'In essence my pastels are an "extract", the remainders of an experience of beauty, wonder, or desire.'
The works of Onno Boerwinkel (Middelburg, 1950) speak a language of living tradition. He graduated in 1975 at the Rijksacademie van Beeldende Kunsten in Amsterdam. Boerwinkel starts painting with oil paint but switches mainly to pastels halfway through the 80's. This allows him to combine painting and drawing.

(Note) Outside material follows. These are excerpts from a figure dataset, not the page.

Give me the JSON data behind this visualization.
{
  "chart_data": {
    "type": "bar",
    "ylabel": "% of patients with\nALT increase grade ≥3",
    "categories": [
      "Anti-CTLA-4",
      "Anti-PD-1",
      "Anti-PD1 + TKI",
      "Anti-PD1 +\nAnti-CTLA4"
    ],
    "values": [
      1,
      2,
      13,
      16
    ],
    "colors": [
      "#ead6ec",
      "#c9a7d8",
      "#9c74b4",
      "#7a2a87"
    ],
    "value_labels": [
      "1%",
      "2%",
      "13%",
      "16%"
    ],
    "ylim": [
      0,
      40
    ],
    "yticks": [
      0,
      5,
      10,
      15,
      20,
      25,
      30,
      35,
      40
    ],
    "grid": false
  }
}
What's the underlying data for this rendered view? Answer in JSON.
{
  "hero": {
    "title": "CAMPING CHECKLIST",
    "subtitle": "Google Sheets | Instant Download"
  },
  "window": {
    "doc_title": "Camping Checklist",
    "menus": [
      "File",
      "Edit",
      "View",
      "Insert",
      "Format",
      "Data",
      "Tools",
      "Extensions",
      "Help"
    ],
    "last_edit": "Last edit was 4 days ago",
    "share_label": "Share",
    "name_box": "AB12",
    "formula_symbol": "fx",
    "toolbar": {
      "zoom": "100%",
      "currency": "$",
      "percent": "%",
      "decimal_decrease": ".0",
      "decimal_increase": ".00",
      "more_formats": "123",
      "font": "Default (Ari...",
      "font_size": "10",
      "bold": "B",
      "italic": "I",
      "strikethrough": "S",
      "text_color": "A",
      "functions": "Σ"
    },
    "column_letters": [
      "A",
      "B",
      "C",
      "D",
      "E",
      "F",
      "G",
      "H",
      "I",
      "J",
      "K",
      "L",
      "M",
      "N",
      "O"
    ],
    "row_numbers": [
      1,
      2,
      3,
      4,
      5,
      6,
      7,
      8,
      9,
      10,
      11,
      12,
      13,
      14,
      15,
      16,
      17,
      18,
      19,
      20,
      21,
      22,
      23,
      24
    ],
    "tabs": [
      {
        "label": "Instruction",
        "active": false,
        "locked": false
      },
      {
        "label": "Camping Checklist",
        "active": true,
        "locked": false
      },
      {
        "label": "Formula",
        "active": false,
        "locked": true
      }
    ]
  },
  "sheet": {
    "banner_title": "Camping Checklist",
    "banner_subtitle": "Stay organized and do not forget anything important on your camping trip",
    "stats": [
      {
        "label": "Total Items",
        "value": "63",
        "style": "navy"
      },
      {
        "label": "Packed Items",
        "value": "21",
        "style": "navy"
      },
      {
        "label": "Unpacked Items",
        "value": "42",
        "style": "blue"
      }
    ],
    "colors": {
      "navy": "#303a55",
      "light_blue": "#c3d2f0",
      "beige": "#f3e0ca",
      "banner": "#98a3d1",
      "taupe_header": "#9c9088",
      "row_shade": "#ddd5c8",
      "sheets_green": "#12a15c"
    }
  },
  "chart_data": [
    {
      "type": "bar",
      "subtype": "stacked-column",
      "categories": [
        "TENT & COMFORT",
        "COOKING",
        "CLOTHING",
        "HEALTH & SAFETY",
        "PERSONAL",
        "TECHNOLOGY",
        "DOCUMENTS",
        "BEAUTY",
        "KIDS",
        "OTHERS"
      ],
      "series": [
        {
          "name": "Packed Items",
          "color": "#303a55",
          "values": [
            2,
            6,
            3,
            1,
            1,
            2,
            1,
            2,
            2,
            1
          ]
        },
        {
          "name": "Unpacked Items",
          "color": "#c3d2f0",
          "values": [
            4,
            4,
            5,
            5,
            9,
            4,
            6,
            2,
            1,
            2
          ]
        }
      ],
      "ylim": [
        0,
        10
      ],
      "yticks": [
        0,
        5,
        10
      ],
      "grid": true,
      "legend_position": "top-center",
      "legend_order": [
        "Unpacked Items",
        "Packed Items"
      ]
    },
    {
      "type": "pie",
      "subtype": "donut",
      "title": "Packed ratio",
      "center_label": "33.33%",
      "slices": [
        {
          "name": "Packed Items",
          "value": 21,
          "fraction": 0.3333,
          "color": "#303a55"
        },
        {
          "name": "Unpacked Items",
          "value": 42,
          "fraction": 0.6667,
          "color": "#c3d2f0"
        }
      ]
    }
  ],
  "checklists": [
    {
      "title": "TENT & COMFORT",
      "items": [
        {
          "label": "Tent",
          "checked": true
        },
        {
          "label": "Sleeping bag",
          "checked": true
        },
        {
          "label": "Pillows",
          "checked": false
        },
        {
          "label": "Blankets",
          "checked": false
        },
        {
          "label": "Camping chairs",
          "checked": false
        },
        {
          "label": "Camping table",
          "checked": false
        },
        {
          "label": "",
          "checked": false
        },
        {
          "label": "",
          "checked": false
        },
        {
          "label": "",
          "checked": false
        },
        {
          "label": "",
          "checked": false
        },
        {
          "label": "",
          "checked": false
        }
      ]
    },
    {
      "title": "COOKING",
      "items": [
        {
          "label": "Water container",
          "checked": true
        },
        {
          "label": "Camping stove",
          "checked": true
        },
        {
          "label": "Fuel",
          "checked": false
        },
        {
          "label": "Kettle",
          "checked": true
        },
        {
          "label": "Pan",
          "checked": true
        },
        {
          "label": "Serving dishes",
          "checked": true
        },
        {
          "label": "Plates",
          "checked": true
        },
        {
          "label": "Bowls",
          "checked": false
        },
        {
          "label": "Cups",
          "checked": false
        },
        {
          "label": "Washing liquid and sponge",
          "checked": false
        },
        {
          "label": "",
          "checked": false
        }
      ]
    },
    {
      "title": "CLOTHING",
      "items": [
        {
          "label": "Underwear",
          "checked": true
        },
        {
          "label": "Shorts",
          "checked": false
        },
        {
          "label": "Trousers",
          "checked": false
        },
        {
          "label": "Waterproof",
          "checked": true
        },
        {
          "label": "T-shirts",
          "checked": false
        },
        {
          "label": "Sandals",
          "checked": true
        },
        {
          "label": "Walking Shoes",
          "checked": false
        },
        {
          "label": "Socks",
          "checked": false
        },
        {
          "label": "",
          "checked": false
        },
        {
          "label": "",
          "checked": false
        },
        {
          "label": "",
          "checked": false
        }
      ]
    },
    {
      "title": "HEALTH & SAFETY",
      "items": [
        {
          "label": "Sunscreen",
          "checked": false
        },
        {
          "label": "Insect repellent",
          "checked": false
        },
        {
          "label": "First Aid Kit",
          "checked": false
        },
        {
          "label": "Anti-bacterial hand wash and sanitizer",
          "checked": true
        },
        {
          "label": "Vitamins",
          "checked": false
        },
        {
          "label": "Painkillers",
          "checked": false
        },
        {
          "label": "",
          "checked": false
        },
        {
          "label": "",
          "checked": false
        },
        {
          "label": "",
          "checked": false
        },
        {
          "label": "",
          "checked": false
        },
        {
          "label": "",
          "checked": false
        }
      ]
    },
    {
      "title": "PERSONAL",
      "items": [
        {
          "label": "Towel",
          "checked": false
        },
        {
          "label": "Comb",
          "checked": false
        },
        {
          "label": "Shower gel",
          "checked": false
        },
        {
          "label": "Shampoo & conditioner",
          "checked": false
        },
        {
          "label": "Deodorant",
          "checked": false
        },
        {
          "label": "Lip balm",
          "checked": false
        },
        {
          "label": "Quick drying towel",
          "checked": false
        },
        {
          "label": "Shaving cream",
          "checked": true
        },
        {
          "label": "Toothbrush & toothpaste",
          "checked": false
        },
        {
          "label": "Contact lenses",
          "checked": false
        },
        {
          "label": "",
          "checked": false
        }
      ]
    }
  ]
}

Boerwinkel does not use any well-defined technique and often works on various pastels simultaneously. This way he tries to stay passionate about the work at hand and avoids the risk of an artist' block. The final result is never predetermined, it flows naturally from the creative process. Boerwinkel applies various layers of pastelpaint that he fixates throughout the process. The artist scratches, rubs and polishes in his paintings to uncover the underlying colors. This creates a dynamic and lively surface that defines Boerwinkel's distinctive atmosphere in his work. When the work is to his liking he defines contours with charcoal.
Boerwinkel wants to create a feeling of recognition with the viewer by painting everyday situations that he mainly finds in France and Italy. He is fascinated by the Mediterranean culture and lifestyle; places where it seems time has stood still. 'I believe in keeping traditions alive. Tradition mean communication and history. Or, rhetorically speaking: don't we just all want to keep the good things in life going?'
His unique pastel technique and his choice of subject matter convey his longing for the Romantic era and his affinity with nineteenth and early twentieth century art. In the end however, he manages to connect the world of today with times gone by.